Ghosts of a sad and wicked past
THE decision by Louis Koen of Hoërskool Grenswag in Rustenburg, North West, to reject a black pupil from participating in hockey trials because of her colour is a devastating reminder of our sad apartheid past.
Rego Modise, a 17-year-old pupil at Wagpos Hoërskool in Brits, was allegedly told in no uncertain terms that the Bokkie Week, of which the hockey trials were part and which were held at Grenswag, was for "white kids only".
Few would miss the tragic irony of this incident. Sport was among the biggest casualties of apartheid.
The "whites only" policy that was inscribed on many public facilities, including schools, toilets and sporting facilities, was responsible for holding back the talents of all South Africans.

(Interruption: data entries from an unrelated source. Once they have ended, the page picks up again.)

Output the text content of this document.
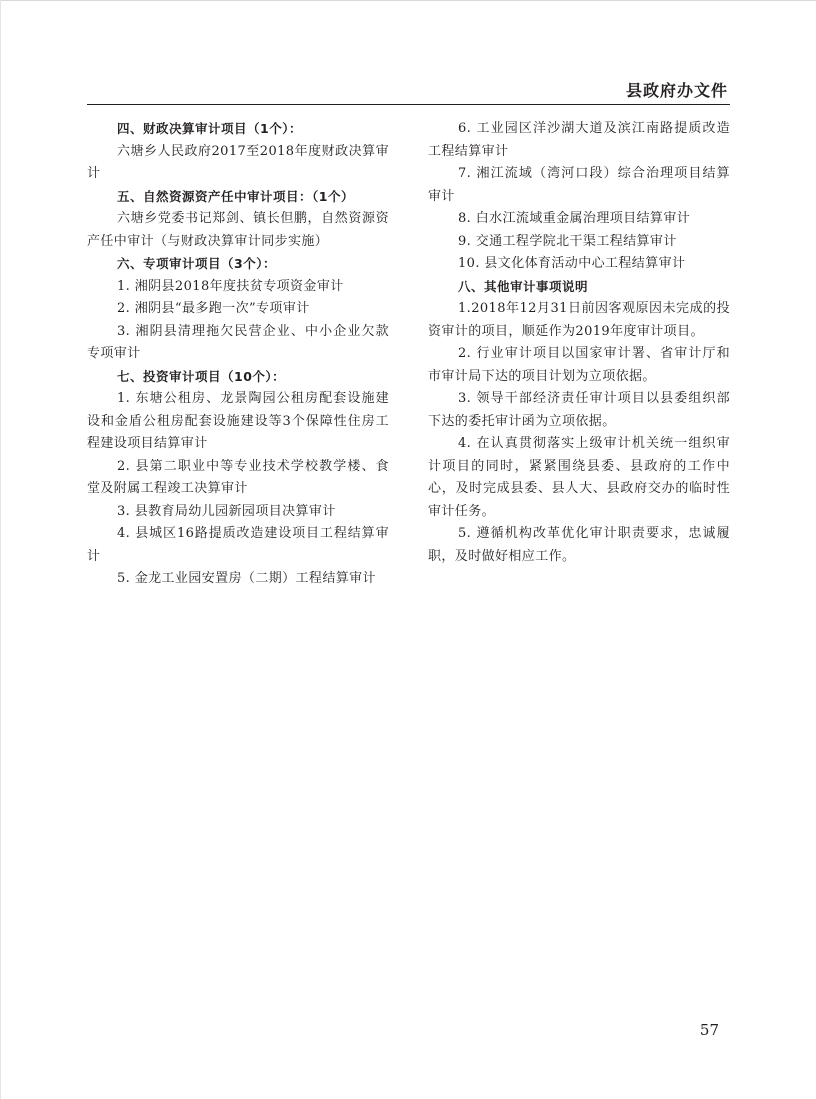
县政府办文件

四、财政决算审计项目（1个）：

六塘乡人民政府2017至2018年度财政决算审计

五、自然资源资产任中审计项目：（1个）

六塘乡党委书记郑剑、镇长但鹏，自然资源资产任中审计（与财政决算审计同步实施）

六、专项审计项目（3个）：

1. 湘阴县2018年度扶贫专项资金审计

2. 湘阴县“最多跑一次”专项审计

3. 湘阴县清理拖欠民营企业、中小企业欠款专项审计

七、投资审计项目（10个）：

1. 东塘公租房、龙景陶园公租房配套设施建设和金盾公租房配套设施建设等3个保障性住房工程建设项目结算审计

2. 县第二职业中等专业技术学校教学楼、食堂及附属工程竣工决算审计

3. 县教育局幼儿园新园项目决算审计

4. 县城区16路提质改造建设项目工程结算审计

5. 金龙工业园安置房（二期）工程结算审计

6. 工业园区洋沙湖大道及滨江南路提质改造工程结算审计

7. 湘江流域（湾河口段）综合治理项目结算审计

8. 白水江流域重金属治理项目结算审计

9. 交通工程学院北干渠工程结算审计

10. 县文化体育活动中心工程结算审计

八、其他审计事项说明

1.2018年12月31日前因客观原因未完成的投资审计的项目，顺延作为2019年度审计项目。

2. 行业审计项目以国家审计署、省审计厅和市审计局下达的项目计划为立项依据。

3. 领导干部经济责任审计项目以县委组织部下达的委托审计函为立项依据。

4. 在认真贯彻落实上级审计机关统一组织审计项目的同时，紧紧围绕县委、县政府的工作中心，及时完成县委、县人大、县政府交办的临时性审计任务。

5. 遵循机构改革优化审计职责要求，忠诚履职，及时做好相应工作。

57
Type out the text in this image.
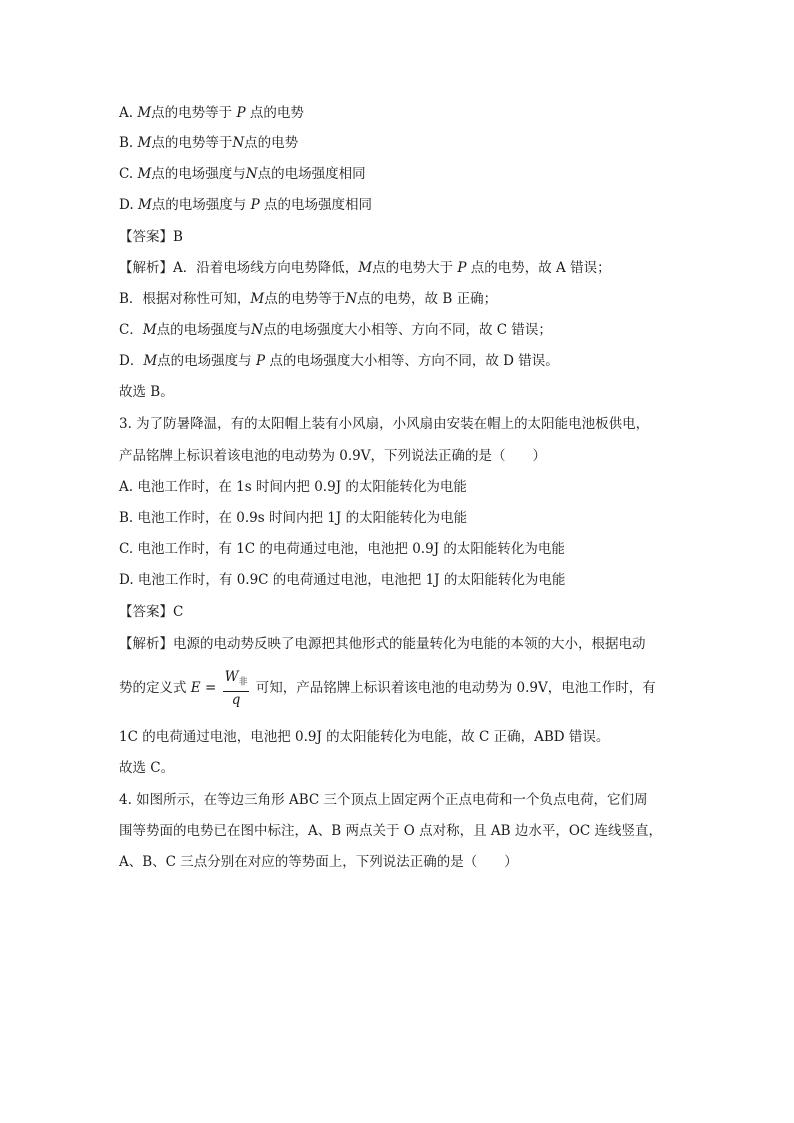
A. M点的电势等于 P 点的电势
B. M点的电势等于N点的电势
C. M点的电场强度与N点的电场强度相同
D. M点的电场强度与 P 点的电场强度相同
【答案】B
【解析】A．沿着电场线方向电势降低，M点的电势大于 P 点的电势，故 A 错误；
B．根据对称性可知，M点的电势等于N点的电势，故 B 正确；
C．M点的电场强度与N点的电场强度大小相等、方向不同，故 C 错误；
D．M点的电场强度与 P 点的电场强度大小相等、方向不同，故 D 错误。
故选 B。
3. 为了防暑降温，有的太阳帽上装有小风扇，小风扇由安装在帽上的太阳能电池板供电，
产品铭牌上标识着该电池的电动势为 0.9V，下列说法正确的是（　　）
A. 电池工作时，在 1s 时间内把 0.9J 的太阳能转化为电能
B. 电池工作时，在 0.9s 时间内把 1J 的太阳能转化为电能
C. 电池工作时，有 1C 的电荷通过电池，电池把 0.9J 的太阳能转化为电能
D. 电池工作时，有 0.9C 的电荷通过电池，电池把 1J 的太阳能转化为电能
【答案】C
【解析】电源的电动势反映了电源把其他形式的能量转化为电能的本领的大小，根据电动
势的定义式 $E = \frac{W_非}{q}$ 可知，产品铭牌上标识着该电池的电动势为 0.9V，电池工作时，有
1C 的电荷通过电池，电池把 0.9J 的太阳能转化为电能，故 C 正确，ABD 错误。
故选 C。
4. 如图所示，在等边三角形 ABC 三个顶点上固定两个正点电荷和一个负点电荷，它们周
围等势面的电势已在图中标注，A、B 两点关于 O 点对称，且 AB 边水平，OC 连线竖直，
A、B、C 三点分别在对应的等势面上，下列说法正确的是（　　）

The losers included whites.
It was precisely because of this "whites only" policy that South Africa was banned from showing off its sporting talents in international competition.

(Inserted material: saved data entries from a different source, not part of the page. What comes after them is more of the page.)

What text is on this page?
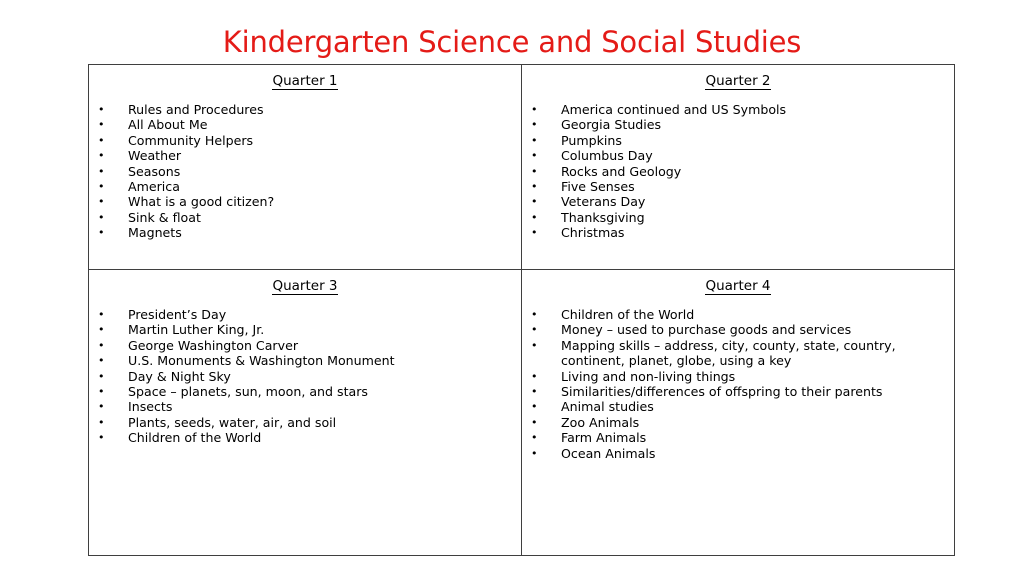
Kindergarten Science and Social Studies
Quarter 1
• Rules and Procedures
• All About Me
• Community Helpers
• Weather
• Seasons
• America
• What is a good citizen?
• Sink & float
• Magnets

Quarter 2
• America continued and US Symbols
• Georgia Studies
• Pumpkins
• Columbus Day
• Rocks and Geology
• Five Senses
• Veterans Day
• Thanksgiving
• Christmas

Quarter 3
• President’s Day
• Martin Luther King, Jr.
• George Washington Carver
• U.S. Monuments & Washington Monument
• Day & Night Sky
• Space – planets, sun, moon, and stars
• Insects
• Plants, seeds, water, air, and soil
• Children of the World

Quarter 4
• Children of the World
• Money – used to purchase goods and services
• Mapping skills – address, city, county, state, country, continent, planet, globe, using a key
• Living and non-living things
• Similarities/differences of offspring to their parents
• Animal studies
• Zoo Animals
• Farm Animals
• Ocean Animals
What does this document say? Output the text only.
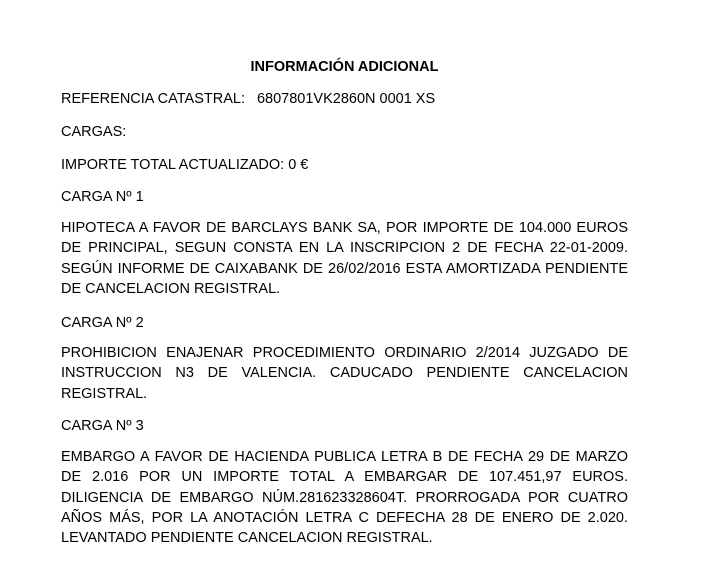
INFORMACIÓN ADICIONAL
REFERENCIA CATASTRAL: 6807801VK2860N 0001 XS
CARGAS:
IMPORTE TOTAL ACTUALIZADO: 0 €
CARGA Nº 1
HIPOTECA A FAVOR DE BARCLAYS BANK SA, POR IMPORTE DE 104.000 EUROS DE PRINCIPAL, SEGUN CONSTA EN LA INSCRIPCION 2 DE FECHA 22-01-2009. SEGÚN INFORME DE CAIXABANK DE 26/02/2016 ESTA AMORTIZADA PENDIENTE DE CANCELACION REGISTRAL.
CARGA Nº 2
PROHIBICION ENAJENAR PROCEDIMIENTO ORDINARIO 2/2014 JUZGADO DE INSTRUCCION N3 DE VALENCIA. CADUCADO PENDIENTE CANCELACION REGISTRAL.
CARGA Nº 3
EMBARGO A FAVOR DE HACIENDA PUBLICA LETRA B DE FECHA 29 DE MARZO DE 2.016 POR UN IMPORTE TOTAL A EMBARGAR DE 107.451,97 EUROS. DILIGENCIA DE EMBARGO NÚM.281623328604T. PRORROGADA POR CUATRO AÑOS MÁS, POR LA ANOTACIÓN LETRA C DEFECHA 28 DE ENERO DE 2.020. LEVANTADO PENDIENTE CANCELACION REGISTRAL.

But soon after South Africa became a non-racial democracy with a beautiful Constitution that affirms the rights of all South Africans, we were accepted by the international community.
Consequently, children of Hoërskool Grenswag are now able to participate in all international competitions.

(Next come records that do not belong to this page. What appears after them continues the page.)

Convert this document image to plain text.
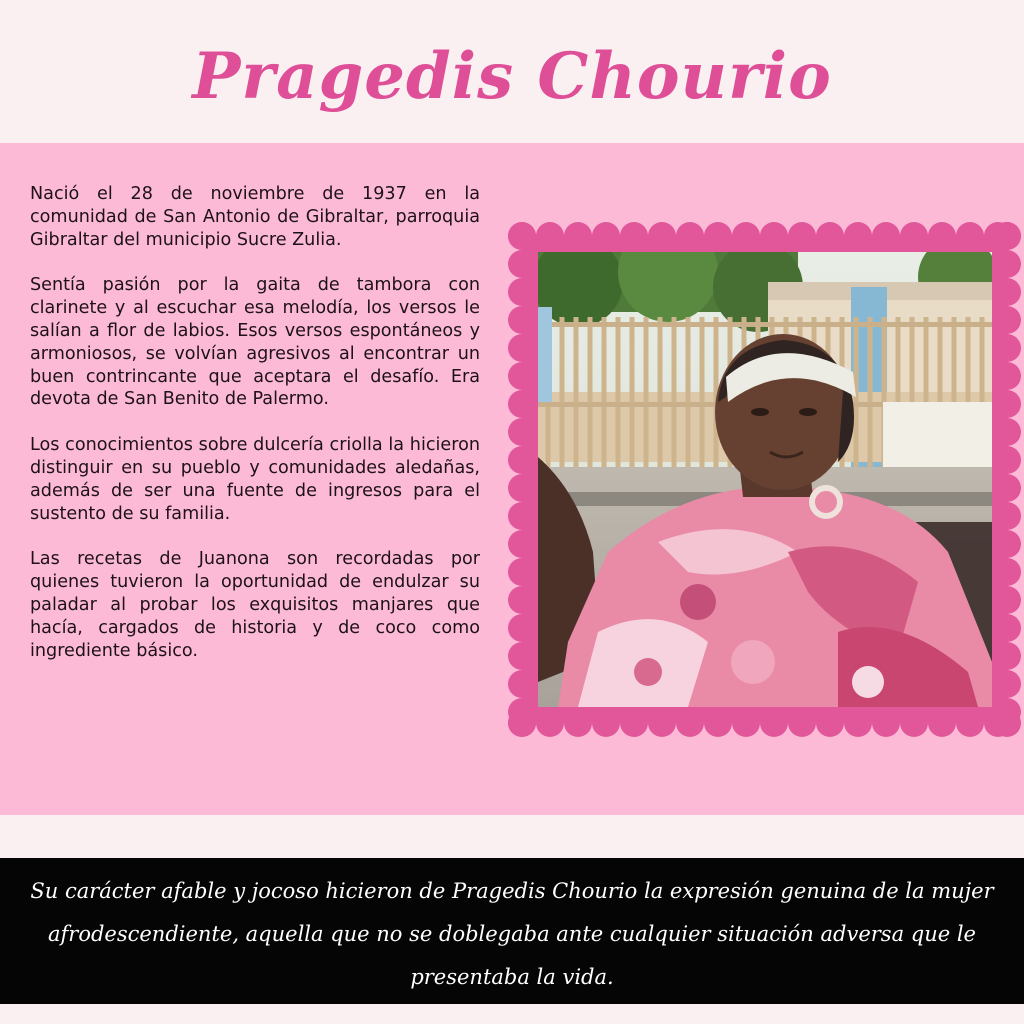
Pragedis Chourio

Nació el 28 de noviembre de 1937 en la comunidad de San Antonio de Gibraltar, parroquia Gibraltar del municipio Sucre Zulia.

Sentía pasión por la gaita de tambora con clarinete y al escuchar esa melodía, los versos le salían a flor de labios. Esos versos espontáneos y armoniosos, se volvían agresivos al encontrar un buen contrincante que aceptara el desafío. Era devota de San Benito de Palermo.

Los conocimientos sobre dulcería criolla la hicieron distinguir en su pueblo y comunidades aledañas, además de ser una fuente de ingresos para el sustento de su familia.

Las recetas de Juanona son recordadas por quienes tuvieron la oportunidad de endulzar su paladar al probar los exquisitos manjares que hacía, cargados de historia y de coco como ingrediente básico.

Su carácter afable y jocoso hicieron de Pragedis Chourio la expresión genuina de la mujer afrodescendiente, aquella que no se doblegaba ante cualquier situación adversa que le presentaba la vida.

They have the possibility to become global stars. Once South Africa was liberated from apartheid and readmitted to the international community, sport was liberated too. It became the key symbol of reconciliation.
Who will forget President Nelson Mandela's role in promoting the image of rugby, and in turn, using it as a tool of reconciliation?.
It would not be surprising that Koen, like many other white people, regard Mandela as a darling and father of the nation.
But how is it that a section of the white community cynically hold Mandela in high regard, yet openly spit on the values of non-racialism that he stands for and are enshrined in the Constitution?
What is also tragic about the Modise incident is that it happened at a school, an institution whose public duty is to mould a new citizen free of racial prejudices.
Clearly, the struggle against racism continues.